Steve Jobs
24 February 1955 – 5 October 2011
Adopted at birth by a Californian couple, Steve Jobs grew up in a middle class lifestyle. Destined to attend university as a result of a promise from his adopted parents to his biological parents, Steve attended a university that he couldn’t see the value in and was draining away his parents savings, ultimately dropping out in the first year.
While not realising it at the time, dropping out of university was going to be the most important and pivotal decision of his lifetime. It allowed Steve to attend university classes that he wanted to attend and ultimately lead him to meet Steve Wozniak, who he later founded Apple Computers with in his parents garage in 1976.
In the following ten years, Apple Computers had grown from two employees to thousands and was worth over USD$2b.

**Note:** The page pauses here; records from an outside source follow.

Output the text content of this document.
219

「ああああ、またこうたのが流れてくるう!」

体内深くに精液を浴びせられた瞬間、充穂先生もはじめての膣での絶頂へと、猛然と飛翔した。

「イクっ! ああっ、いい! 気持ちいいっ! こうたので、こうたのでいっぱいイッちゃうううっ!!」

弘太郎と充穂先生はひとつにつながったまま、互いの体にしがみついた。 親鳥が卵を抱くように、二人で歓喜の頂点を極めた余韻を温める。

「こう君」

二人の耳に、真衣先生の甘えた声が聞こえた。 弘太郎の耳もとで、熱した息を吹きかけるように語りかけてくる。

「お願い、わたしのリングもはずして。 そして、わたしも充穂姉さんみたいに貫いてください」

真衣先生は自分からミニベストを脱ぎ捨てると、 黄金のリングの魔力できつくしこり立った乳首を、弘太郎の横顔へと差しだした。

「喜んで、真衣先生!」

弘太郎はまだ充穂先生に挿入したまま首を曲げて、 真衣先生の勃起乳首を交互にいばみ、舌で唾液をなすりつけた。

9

In another amazing turn of events, Jobs was fired from Apple by the then CEO over an ongoing difference of opinion. Not being dissuaded from his passion, Steve Jobs managed to turn it into a positive by founding a new computer company named NeXT. Later in 1997, Apple acquired NeXT and opened the doors for Jobs to be reinstated as the CEO of Apple. The list of amazing things just keeps on going, like buying a small computer animation business from Lucus Films for USD$10M, which was later renamed to Pixar. Pixar has released a string of animated feature movies, is the most successful in the world, has received six Academy Awards and was sold to Walt Disney in 2006 for USD$7.4b. Apple computers is among the biggest in the world, of any type of business with a market capitalisation of over USD$350b, more than twice that of Google which currently sits at approimately USD$170b.

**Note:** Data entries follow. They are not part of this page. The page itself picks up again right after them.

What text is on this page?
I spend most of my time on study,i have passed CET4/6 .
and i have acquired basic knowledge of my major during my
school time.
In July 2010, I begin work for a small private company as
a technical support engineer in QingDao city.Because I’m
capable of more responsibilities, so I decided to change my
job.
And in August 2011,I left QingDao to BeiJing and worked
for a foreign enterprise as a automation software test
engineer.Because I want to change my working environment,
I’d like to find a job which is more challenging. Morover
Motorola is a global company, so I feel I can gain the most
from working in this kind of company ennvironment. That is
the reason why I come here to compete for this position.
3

It goes without saying that Steve Jobs has had a massive impact on the computing and electronics industry. In his 56 years he has literally helped change the world and has been hailed by world and industry leaders as thought leading, visionary, one of a kind and much more.

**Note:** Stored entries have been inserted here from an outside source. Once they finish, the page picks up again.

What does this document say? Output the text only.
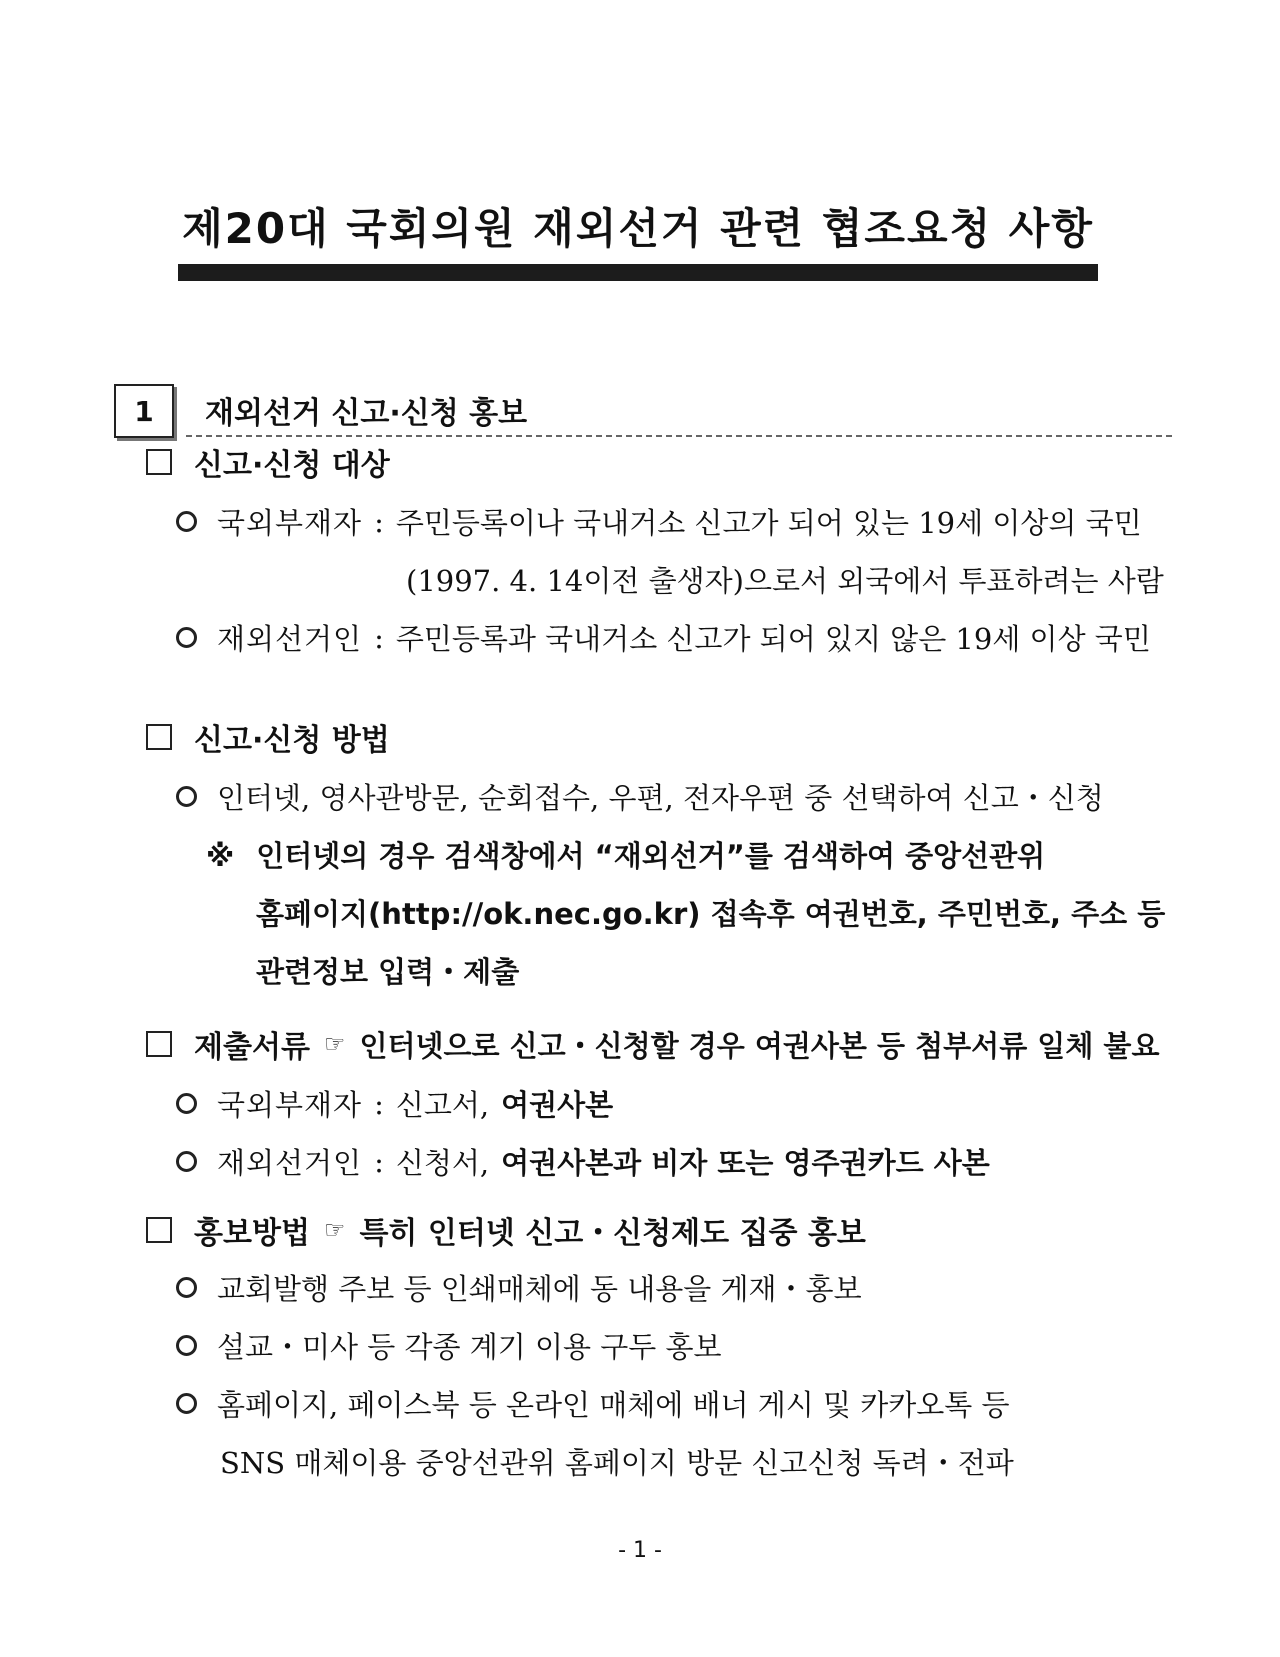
제20대 국회의원 재외선거 관련 협조요청 사항
1	재외선거 신고·신청 홍보
신고·신청 대상
국외부재자 : 주민등록이나 국내거소 신고가 되어 있는 19세 이상의 국민
(1997. 4. 14이전 출생자)으로서 외국에서 투표하려는 사람
재외선거인 : 주민등록과 국내거소 신고가 되어 있지 않은 19세 이상 국민
신고·신청 방법
인터넷, 영사관방문, 순회접수, 우편, 전자우편 중 선택하여 신고・신청
※ 인터넷의 경우 검색창에서 “재외선거”를 검색하여 중앙선관위
홈페이지(http://ok.nec.go.kr) 접속후 여권번호, 주민번호, 주소 등
관련정보 입력・제출
제출서류 ☞ 인터넷으로 신고・신청할 경우 여권사본 등 첨부서류 일체 불요
국외부재자 : 신고서, 여권사본
재외선거인 : 신청서, 여권사본과 비자 또는 영주권카드 사본
홍보방법 ☞ 특히 인터넷 신고・신청제도 집중 홍보
교회발행 주보 등 인쇄매체에 동 내용을 게재・홍보
설교・미사 등 각종 계기 이용 구두 홍보
홈페이지, 페이스북 등 온라인 매체에 배너 게시 및 카카오톡 등
SNS 매체이용 중앙선관위 홈페이지 방문 신고신청 독려・전파
- 1 -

I’m genuinely sad to hear that Steve Jobs has passed away. Not because I feel a deep connection with him or that I think that Apple is now at risk of collapsing but because through his ideas, determination and brilliance, he helped change the world. There are a small number of people that have lived on the planet that have had such a profound impact on the way we live our lives and it saddens me to think the world has been short changed on more spectacular advancements that we didn’t even think were possible, didn’t know we needed or that could exist.
Rest in peace Steve, the world is a little less bright with your passing.